Есть ли у метафизики изнанка? Является ли апокалипсис разума единственной формой апокалипсиса? Если подобная изнанка все же существует и апокалипсис разума лишь открывает серию возможных апокалипсисов, то и тогда заключенное в скобки деконструированное путешествие в Москву, записанное и не записанное одновременно, остается «удачным выкидышем», редким набором следов, но его истина оказывается в окружении не-истины и тем самым локализуется, открывается тому, что граничит с ней, но лежит за ее чертой, совсем рядом и очень далеко.

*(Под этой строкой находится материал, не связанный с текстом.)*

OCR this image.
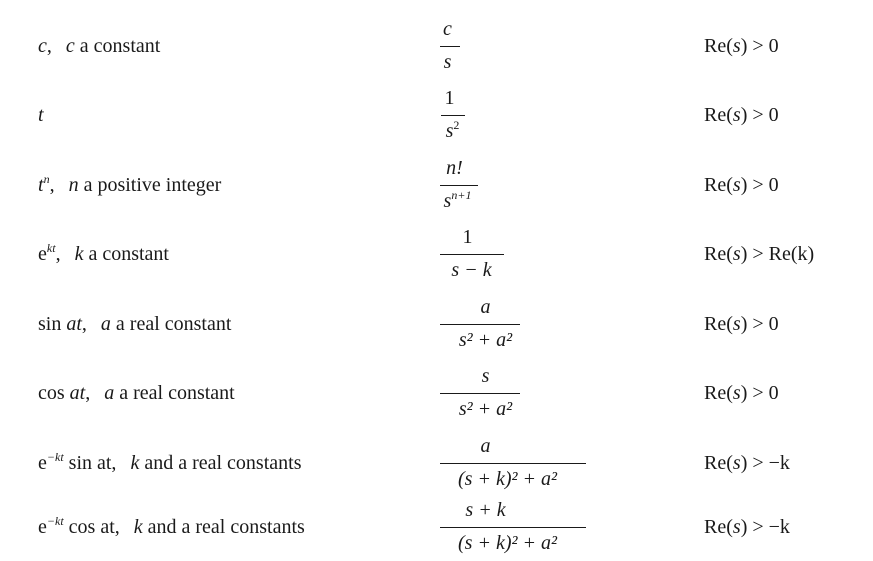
c, c a constant
c
s
Re(s) > 0
t
1
$s^2$	Re(s) > 0
$t^n$, n a positive integer
n!
$s^{n+1}$	Re(s) > 0
$e^{kt}$, k a constant
1
s − k
Re(s) > Re(k)
sin at, a a real constant
a
s² + a²
Re(s) > 0
cos at, a a real constant
s
s² + a²
Re(s) > 0
$e^{-kt}$ sin at, k and a real constants
a
(s + k)² + a²
Re(s) > −k
$e^{-kt}$ cos at, k and a real constants
s + k
(s + k)² + a²
Re(s) > −k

Москва Деррида записана как бы водяными знаками, проступая сквозь «критериологический механизм», посредством которого просеиваются предыдущие «возвращения из Москвы, столицы СССР». До нас доходят: пастельные контуры Дома Советов, гостиницы «Октябрьская», мавзолея, Института философии, таможни в аэропорту Шереметьево, сотрудников Лаборатории постклассических исследований и т. д. Наррация принимается в ее неизбежности, но с минимумом таких ее черт, как выборочность и сверхъинтерпретация. Из этих кусочков невозможно сложить описание города, среды, путешествия. Оптимизм наррации принесен в жертву той осторожности, о которой я уже говорил как о фундаменте философии Деррида, в жертву стремлению избежать патетических, неконтролируемых утверждений и состояний души. Стремлению, естественно, не реализуемому в полной мере (вспомним хотя бы пробуждающееся у него при звуках «Интернационала» желание бороться с парижской реакцией), но осуществляемому с большой последовательностью. Не случайно выделенный жанр «возвращений» вкладывается в еще один жанр, papers, жанр сообщений, подготовленных для научного сообщества, жанр самого текста «Back from Moscow, in the USSR». И оба эти жанра сложно переплетаются внутри литературного корпуса, свидетельств вовлеченных в политику «признанных» писателей, логики вечно «текущего момента» (как избежать соблазнения им, втягивания в него?). Хотя к моменту его посещения Москвы революция как «процесс в действии» давно обросла солидным архивом имевшего место события, «время этого опыта» по-прежнему оставалось «по своей структуре предварительным и постижимым лишь в качестве такового» (фактически Деррида возвращает точке зрения «изнутри» былую привилегированность, отнятую у нее Жидом и Этьемблем; в этом пункте он через 64 года возвращается к «Московскому дневнику»78
). Турист лишается преимущества политической прогностики, права на пророчество.Текст «Back from Moscow, in the USSR» фрагментарен, он изобилует квадратными скобками и знаками вопроса, и писать по краям такого текста, двигаться по краям его краев — крайне рискованное дело; тем более заполнять его пустоты, лакуны, даже зияния. О нем можно сказать то же, что сам Деррида в конце концов говорит о «Московском дневнике»: он закончен своей незаконченностью, его бытие без присутствия, возможно, позволит сохраниться существам, наделенным качеством присутствия (в том числе и неназванным, к каким вместе с моими друзьями отношусь и я сам), заряженным энергией потенциального, всего лишь возможного.
Оставалась стратегия параллельного письма, вписывания себя, с помощью широких краев, оставляемых Деррида, его обильных маргиналий, в свои края, в свои маргиналии. Вписывания в надежде на «предустановленную гармонию», в презумпции невиновности клавиш пишущей машинки.